An expert on AIDS prevention and treatment

It is ok for a person living with HIV/AIDS to be a teacher. The virus is transmitted mainly in three ways: unprotected sexual intercourse, mother-to-fetus transmission and blood transfusion, none of which will possibly happen in the classroom. People won't get infected via daily contact like shaking hands or eating together.

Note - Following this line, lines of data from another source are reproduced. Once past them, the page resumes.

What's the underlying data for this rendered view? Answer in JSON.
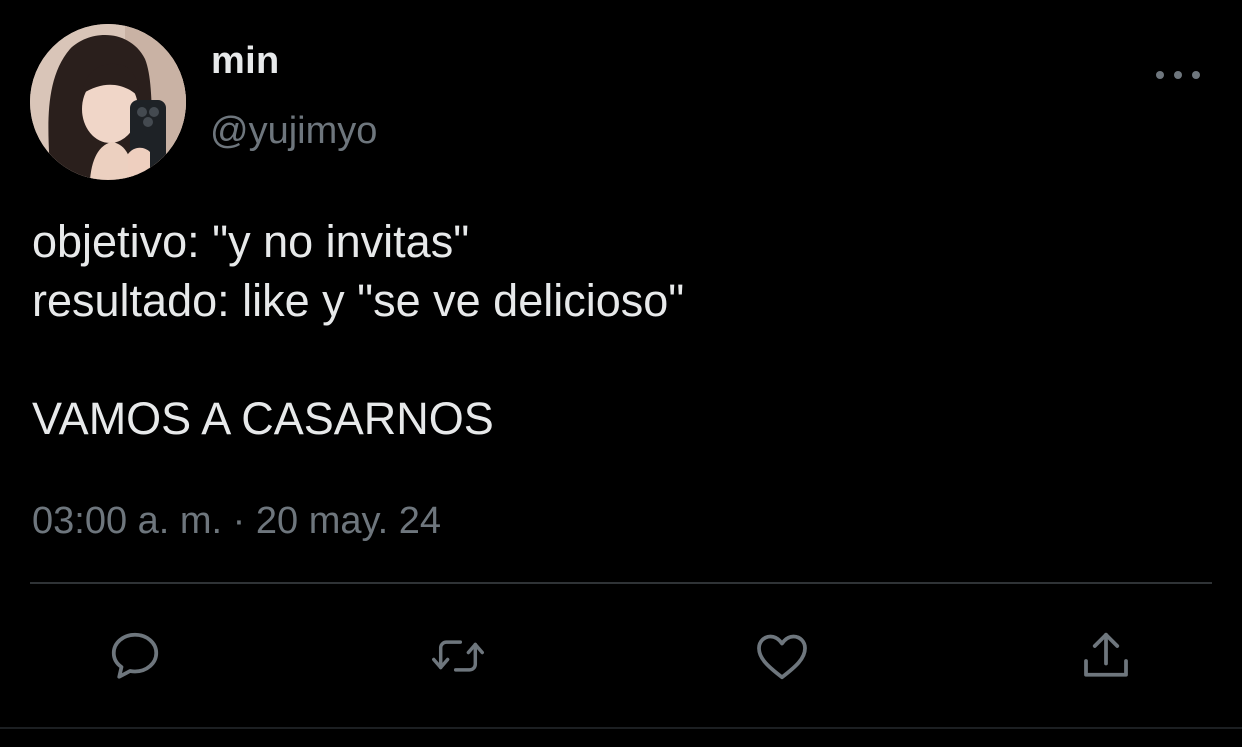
{
  "tweet": {
    "author": {
      "display_name": "min",
      "handle": "@yujimyo"
    },
    "text_lines": [
      "objetivo: \"y no invitas\"",
      "resultado: like y \"se ve delicioso\"",
      "",
      "VAMOS A CASARNOS"
    ],
    "timestamp": "03:00 a. m. · 20 may. 24"
  },
  "actions": [
    {
      "name": "reply",
      "icon": "reply-icon"
    },
    {
      "name": "retweet",
      "icon": "retweet-icon"
    },
    {
      "name": "like",
      "icon": "heart-icon"
    },
    {
      "name": "share",
      "icon": "share-icon"
    }
  ],
  "colors": {
    "background": "#000000",
    "primary_text": "#e7e9ea",
    "secondary_text": "#6e767d",
    "divider": "#2f3336"
  }
}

We shouldn't discriminate them so that they can live and work as normal people and get proper treated. According to an international authoritative survey, with medical treatment presently available, people living with HIV/AIDS in their 20s can live to more than 60 years old, and in their 40s to more than 70 years old. As long as they persist in taking medicine, they will live normal lives. Society should love and care about this vulnerable group of people and provide them with equal opportunities since they do not threaten any people in daily life.

 

Jing Ping

University student

I think society should be more tolerant of people living with HIV/AIDS and give them an equal opportunity to live and work as ordinary people.

Parents may worry children are likely to be infected if their blood comes into contact with a teacher's blood which is HIV positive, but what are the chances of a teacher injured and bleeding and a child injured and bleeding in the same place at the same time?   In my opinion, the chance is slim.

In class, what a teacher does is to talk and write with chalk, creating no possibility of transmitting the HI virus. So, there is no need to worry that children may be infected in the classroom.

Regarding the discrimination against people who are living with HIV/AIDS, more campaigns should be conducted to improve people's awareness of the disease so that they can understand and care for this group.